6.1 Heaps¶
6.1-1¶
What are the minimum and maximum numbers of elements in a heap of height $h$?
minimum numbers: $2^h$; maximun numbers: $2^{h+1}-1$
6.1-2¶
Show that an $n$-element heap has height $\lfloor \lg n \rfloor$
$h=m$ for $2^{m} \leq n \leq 2^{m+1}-1 \iff h=\lfloor \lg n \rfloor$
6.1-3¶
Show that in any subtree of a max-heap, the root of the subtree contains the largest value occurring anywhere in that subtree.
For each node with index $i$ in the subtree, $A[i]\leq A[parent(i)] \leq A[parent(parent(i))]\leq ... \leq A[root\text{(of the subtree)}.i]$
6.1-4¶
Where in a max-heap might the smallest element reside, assuming that all elements are distinct?
Since all elements are distinct, it is obviously that the smallest element must reside in leaves, otherwise its child has smaller value than it.
Then we need to consider whether if every leaf can be the smallest element? In a sense it is true.
6.1-5¶
At which levels in a max-heap might the $k$th largest element reside, for $2\leq k \leq \lfloor n/2 \rfloor$, assuming that all elements are distinct?
Let $f(k)$ be the levels in a max-heap might the $k$th largest element reside.
Since $A[i] \leq A[parent(i)]$, $f(k)\leq k$, and of course $f(k)\leq \lfloor \lg n \rfloor$
Since $2 \leq k$, $2\leq f(k)$
In conclusion, $2 \leq f(k) \leq \min(k,\lfloor \lg n \rfloor)$
6.1-6¶
Is an array that is in sorted order a min-heap?
Yes. For any node index i, LEFT(i) and RIGHT(i) are larger, and the element indexed by them are greater or equal to $A[i]$(in sorted array).
6.1-7¶
Is the array with values $<33,19,20,25,13,10,2,13,16,12>$ a max-heap?
No. the left child of the $A [ 2 ] (16) $ is $25$, which is larger than 19.
6.1-8¶
Show that, with the array representation for storing an $n$-element heap, the leaves are the nodes indexed by $\lfloor n/2 \rfloor + 1,\lfloor n/2 \rfloor + 2,...,n$.

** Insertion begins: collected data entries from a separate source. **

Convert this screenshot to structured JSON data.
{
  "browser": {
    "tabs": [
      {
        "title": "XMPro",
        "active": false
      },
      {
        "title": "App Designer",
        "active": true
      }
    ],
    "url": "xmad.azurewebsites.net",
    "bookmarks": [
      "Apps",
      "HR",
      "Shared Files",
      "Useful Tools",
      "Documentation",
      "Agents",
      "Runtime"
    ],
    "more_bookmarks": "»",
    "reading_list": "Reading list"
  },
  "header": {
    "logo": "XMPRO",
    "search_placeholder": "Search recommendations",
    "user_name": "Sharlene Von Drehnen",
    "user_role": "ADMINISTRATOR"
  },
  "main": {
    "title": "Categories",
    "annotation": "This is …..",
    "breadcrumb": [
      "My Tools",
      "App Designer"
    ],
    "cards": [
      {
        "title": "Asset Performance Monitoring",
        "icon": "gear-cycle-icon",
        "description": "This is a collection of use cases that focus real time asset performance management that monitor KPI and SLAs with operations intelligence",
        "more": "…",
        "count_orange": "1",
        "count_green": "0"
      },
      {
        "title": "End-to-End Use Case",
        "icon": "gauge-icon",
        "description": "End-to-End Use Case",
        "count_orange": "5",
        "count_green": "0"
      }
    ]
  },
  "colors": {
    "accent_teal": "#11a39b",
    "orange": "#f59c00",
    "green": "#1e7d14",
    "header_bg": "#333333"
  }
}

$$ \begin{aligned} LEFT(\lfloor n/2 \rfloor + 1) & = 2(\lfloor n/2 \rfloor + 1)\cr & > 2(n/2-1 + 1)\cr & = n\cr LEFT(\lfloor n/2 \rfloor) & = 2(\lfloor n/2 \rfloor)\cr & \leq 2(n/2)\cr & = n\cr \end{aligned} $$
Since the nodes indexed by $\lfloor n/2 \rfloor$ has child while the nodes indexed by $\lfloor n/2 \rfloor + 1$ not, the leaves are the nodes indexed by $\lfloor n/2 \rfloor + 1,\lfloor n/2 \rfloor + 2,...,n$.